2. Na ten temat mam bardzo małą wiedzę, niech się wypowiadają mądrzejsi.
3. Coście się tak uczepili słowa ‚promujący’? Ze wszystkich dzienników do Marka zadzwoniło tylko GW, to sprawka 44? Zabronili innym? A z drugiej strony, czy niemożliwe jest, że GW sama, z własnej inicjatywy wpadła na to, żeby porozmawiać z Markiem?
Nie wiem, czy Cię zadowala taka niezbyt wyczerpująca odpowiedź :)

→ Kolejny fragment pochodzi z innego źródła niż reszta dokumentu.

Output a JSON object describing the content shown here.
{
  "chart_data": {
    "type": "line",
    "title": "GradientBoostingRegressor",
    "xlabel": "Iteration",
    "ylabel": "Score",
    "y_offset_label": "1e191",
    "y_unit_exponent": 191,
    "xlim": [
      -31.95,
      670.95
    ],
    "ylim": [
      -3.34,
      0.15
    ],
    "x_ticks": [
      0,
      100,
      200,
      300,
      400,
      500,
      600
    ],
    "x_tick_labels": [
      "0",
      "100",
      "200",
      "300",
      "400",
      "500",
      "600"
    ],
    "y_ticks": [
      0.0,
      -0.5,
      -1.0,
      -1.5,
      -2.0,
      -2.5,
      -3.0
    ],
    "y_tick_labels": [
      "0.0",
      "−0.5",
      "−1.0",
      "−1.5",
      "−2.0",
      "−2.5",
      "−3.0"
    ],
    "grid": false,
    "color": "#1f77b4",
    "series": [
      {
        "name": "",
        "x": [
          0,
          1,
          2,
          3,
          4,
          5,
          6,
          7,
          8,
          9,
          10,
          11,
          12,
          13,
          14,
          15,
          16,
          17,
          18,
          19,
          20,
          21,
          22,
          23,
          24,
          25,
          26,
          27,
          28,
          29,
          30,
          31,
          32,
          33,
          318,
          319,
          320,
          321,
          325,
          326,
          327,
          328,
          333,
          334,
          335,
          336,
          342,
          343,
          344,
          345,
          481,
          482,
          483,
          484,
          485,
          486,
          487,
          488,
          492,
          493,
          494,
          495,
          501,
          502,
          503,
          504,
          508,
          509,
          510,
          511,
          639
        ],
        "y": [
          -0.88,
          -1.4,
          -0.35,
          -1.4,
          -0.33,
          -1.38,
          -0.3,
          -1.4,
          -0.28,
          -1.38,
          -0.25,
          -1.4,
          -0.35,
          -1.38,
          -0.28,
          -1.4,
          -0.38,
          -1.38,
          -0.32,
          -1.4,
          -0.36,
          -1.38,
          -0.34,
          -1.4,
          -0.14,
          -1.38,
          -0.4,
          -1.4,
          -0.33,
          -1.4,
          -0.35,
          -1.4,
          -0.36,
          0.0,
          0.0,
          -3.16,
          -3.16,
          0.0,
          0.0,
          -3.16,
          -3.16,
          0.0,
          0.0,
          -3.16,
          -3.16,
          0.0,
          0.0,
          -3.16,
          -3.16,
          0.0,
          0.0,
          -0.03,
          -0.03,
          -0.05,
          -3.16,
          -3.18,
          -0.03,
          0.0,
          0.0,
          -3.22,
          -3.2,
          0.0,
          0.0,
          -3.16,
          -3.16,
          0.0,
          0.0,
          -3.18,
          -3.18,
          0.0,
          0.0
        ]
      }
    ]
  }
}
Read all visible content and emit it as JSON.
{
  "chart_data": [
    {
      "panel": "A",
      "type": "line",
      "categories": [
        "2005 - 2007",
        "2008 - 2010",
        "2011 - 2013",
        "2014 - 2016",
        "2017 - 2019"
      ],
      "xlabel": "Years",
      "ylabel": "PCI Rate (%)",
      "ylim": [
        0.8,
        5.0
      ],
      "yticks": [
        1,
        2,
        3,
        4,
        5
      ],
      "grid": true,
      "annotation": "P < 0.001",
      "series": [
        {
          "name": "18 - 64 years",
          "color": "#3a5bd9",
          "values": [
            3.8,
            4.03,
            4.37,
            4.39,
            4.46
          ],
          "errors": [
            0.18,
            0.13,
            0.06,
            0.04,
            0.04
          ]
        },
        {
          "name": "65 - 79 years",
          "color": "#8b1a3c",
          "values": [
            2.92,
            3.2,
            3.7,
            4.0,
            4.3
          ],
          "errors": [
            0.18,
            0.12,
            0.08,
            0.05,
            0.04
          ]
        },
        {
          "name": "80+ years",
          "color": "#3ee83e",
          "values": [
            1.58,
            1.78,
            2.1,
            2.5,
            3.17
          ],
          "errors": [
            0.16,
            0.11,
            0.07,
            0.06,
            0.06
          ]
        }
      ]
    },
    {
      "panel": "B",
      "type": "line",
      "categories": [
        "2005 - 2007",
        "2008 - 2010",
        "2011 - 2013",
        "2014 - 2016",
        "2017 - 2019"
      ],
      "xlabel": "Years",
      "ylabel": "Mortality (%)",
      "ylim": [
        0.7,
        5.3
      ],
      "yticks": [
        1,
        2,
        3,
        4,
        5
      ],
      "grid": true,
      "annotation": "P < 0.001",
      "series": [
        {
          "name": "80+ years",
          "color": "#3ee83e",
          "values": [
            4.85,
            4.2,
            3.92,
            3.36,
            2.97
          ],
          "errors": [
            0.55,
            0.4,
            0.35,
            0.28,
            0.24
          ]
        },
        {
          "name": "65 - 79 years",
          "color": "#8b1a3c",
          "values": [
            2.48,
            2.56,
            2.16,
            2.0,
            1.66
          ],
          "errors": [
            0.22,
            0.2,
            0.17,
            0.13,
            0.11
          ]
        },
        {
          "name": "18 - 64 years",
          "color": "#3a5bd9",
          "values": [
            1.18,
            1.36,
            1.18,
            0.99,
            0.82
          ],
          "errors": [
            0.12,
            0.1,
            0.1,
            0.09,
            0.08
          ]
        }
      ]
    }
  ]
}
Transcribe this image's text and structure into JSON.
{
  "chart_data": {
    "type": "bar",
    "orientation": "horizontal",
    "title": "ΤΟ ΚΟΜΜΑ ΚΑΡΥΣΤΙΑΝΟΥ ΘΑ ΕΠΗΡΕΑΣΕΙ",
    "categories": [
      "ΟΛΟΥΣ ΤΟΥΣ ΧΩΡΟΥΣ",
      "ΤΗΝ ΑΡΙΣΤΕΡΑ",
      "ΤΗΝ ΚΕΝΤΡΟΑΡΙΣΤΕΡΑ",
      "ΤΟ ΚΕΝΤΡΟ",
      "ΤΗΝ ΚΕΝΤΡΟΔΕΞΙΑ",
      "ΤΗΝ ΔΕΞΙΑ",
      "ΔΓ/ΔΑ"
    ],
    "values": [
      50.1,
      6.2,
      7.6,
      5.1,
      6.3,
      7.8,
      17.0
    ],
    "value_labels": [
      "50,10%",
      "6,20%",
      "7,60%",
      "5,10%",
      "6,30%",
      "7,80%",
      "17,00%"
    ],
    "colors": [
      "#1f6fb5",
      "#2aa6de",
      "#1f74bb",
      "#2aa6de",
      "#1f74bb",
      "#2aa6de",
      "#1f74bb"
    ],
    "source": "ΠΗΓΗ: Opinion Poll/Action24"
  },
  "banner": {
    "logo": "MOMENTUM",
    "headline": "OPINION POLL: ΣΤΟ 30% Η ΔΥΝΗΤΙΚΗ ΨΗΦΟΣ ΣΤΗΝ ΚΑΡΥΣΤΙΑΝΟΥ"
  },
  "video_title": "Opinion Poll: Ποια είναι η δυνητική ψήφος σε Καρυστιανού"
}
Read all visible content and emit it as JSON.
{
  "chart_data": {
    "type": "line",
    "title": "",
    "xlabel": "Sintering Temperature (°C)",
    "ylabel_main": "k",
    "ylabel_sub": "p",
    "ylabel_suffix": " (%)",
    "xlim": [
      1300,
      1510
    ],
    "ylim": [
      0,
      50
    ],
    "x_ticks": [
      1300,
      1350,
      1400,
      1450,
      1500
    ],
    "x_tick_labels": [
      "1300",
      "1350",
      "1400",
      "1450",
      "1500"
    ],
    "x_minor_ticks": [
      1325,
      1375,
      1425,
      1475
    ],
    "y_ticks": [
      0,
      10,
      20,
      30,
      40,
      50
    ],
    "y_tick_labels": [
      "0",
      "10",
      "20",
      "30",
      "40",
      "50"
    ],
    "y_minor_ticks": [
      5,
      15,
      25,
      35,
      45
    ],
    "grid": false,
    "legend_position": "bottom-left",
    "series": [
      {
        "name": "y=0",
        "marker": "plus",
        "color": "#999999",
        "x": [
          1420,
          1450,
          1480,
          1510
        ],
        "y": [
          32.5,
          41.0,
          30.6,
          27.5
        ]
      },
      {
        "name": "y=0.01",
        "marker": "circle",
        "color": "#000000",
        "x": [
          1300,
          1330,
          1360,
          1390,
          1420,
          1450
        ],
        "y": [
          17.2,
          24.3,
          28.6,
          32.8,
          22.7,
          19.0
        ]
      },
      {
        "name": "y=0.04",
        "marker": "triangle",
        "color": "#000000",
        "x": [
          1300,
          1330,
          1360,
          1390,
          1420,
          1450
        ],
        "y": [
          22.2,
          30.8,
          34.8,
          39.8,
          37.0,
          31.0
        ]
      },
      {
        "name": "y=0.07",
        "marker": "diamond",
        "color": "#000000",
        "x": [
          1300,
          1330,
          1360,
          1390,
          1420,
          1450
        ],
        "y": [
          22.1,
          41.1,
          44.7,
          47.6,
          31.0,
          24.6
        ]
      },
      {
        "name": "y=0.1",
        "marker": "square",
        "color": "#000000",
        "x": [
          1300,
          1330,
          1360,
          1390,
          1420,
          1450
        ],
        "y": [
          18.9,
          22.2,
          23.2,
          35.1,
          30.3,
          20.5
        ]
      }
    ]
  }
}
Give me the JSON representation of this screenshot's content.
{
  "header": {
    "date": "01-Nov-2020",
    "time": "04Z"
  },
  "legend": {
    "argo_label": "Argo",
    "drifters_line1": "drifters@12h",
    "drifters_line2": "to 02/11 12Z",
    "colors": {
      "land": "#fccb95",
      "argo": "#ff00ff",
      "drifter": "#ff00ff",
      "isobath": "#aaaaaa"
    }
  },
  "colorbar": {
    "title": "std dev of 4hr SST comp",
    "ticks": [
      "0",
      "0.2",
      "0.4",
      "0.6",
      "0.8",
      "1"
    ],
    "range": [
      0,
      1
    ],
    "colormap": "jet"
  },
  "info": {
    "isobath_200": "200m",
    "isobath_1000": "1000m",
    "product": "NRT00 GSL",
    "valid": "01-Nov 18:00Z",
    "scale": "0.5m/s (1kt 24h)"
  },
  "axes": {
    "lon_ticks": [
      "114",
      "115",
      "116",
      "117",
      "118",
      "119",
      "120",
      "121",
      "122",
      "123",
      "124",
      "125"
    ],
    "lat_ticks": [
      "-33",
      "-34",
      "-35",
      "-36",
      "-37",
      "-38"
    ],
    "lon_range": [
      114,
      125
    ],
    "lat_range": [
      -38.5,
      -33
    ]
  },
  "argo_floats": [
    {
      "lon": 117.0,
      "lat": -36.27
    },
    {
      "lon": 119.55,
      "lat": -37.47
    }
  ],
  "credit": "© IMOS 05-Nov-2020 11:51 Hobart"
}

A teraz tak do ogółu jeszcze…
To naprawdę nie jest takie trudne, żeby trochę pomyśleć w trochę szerszej perspektywie i dziwię się, że kilka osób tutaj ma z tym takie problemy. Ja rozumiem, że może to być podejrzane dla kogoś, ale widać że te kilka osób z góry wie jaka jest prawda, co jest żałosne, bo jak w takiej sytuacji dyskutować?
Tym bardziej jest to dla mnie zastanawiające i smutne, bo podejrzewam, że jestem jednym z najmłodszych wśród komentujących te newsy…
Odpowiedz
03 grudnia 2008 o 9:00
Czepiają się tylko. A ja się nie czepiam. Na promocji było tyle piwa, ze się można było kąpać. Tylko po co?
Odpowiedz
03 grudnia 2008 o 9:46
dzieki za odpowiedz
1. Prawde mowiac to nie ma znaczenia kto zawinil. Na dluzsza mete obie strony stracily
2. Rowniez – stad watpliwosci
3. Ok – ufam, ze tak wlasnie bylo
Odpowiedz
03 grudnia 2008 o 9:47
Jak chca dawac to trzea brac i nie pytac ;-)
A z calego spotkania najbardziej pamietany bedzie oszolom domagajacy sie striptisu czy porno skandalu :-D
Odpowiedz
03 grudnia 2008 o 14:40
Pan MH oskarża Ikeę o celowe niszczenie naszych gustów :) i mówi że poprawność polityczna kiedyś kazała zamkykać homoseksualistów w obozach (i ich mordować) a teraz drukować ich w katalogach? Pierwsza teza jest może prawdziwa dla warszawskiego snoba, ale większość ludzi po prostu nie ma kasy żeby aż tak przejmować się „niższymi” wzorcami estetycznymi promowanymi przez szwedzką firmę – z ich, i każdej zresztą, perspektywy, lepsza Ikea niż późny Gierek. Co do nazwania obozów koncentracyjnych przejawem politycznej poprawności to … eh, nie wiem co powiedzieć. To tak głupie że po prostu nie ma na to odpowiedzi.
Szczerze życzę Panu H sukcesu z 4i4, druga Fronda na rynku, jest niewątpliwie potrzebna żeby jeszcze bardziej zlasować ludziom mózgi tymi katolskimi głupotami (z lekko elitarystycznym posmakiem).
Odpowiedz
08 grudnia 2008 o 11:23
Jeszcze co do estetyki, elitaryzmu, snobizmu itd., to zaiste miarą polskiej biedy i zacofania (z winy komuny w największej mierze) jest, że tylko McDonald’s uchodzi tu za restaurację, a nie tani bar z zapchajmordą, Ikea zaś za trendi dizajn, a nie taniochę dla proli, jak to ma miejsce na Zachodzie.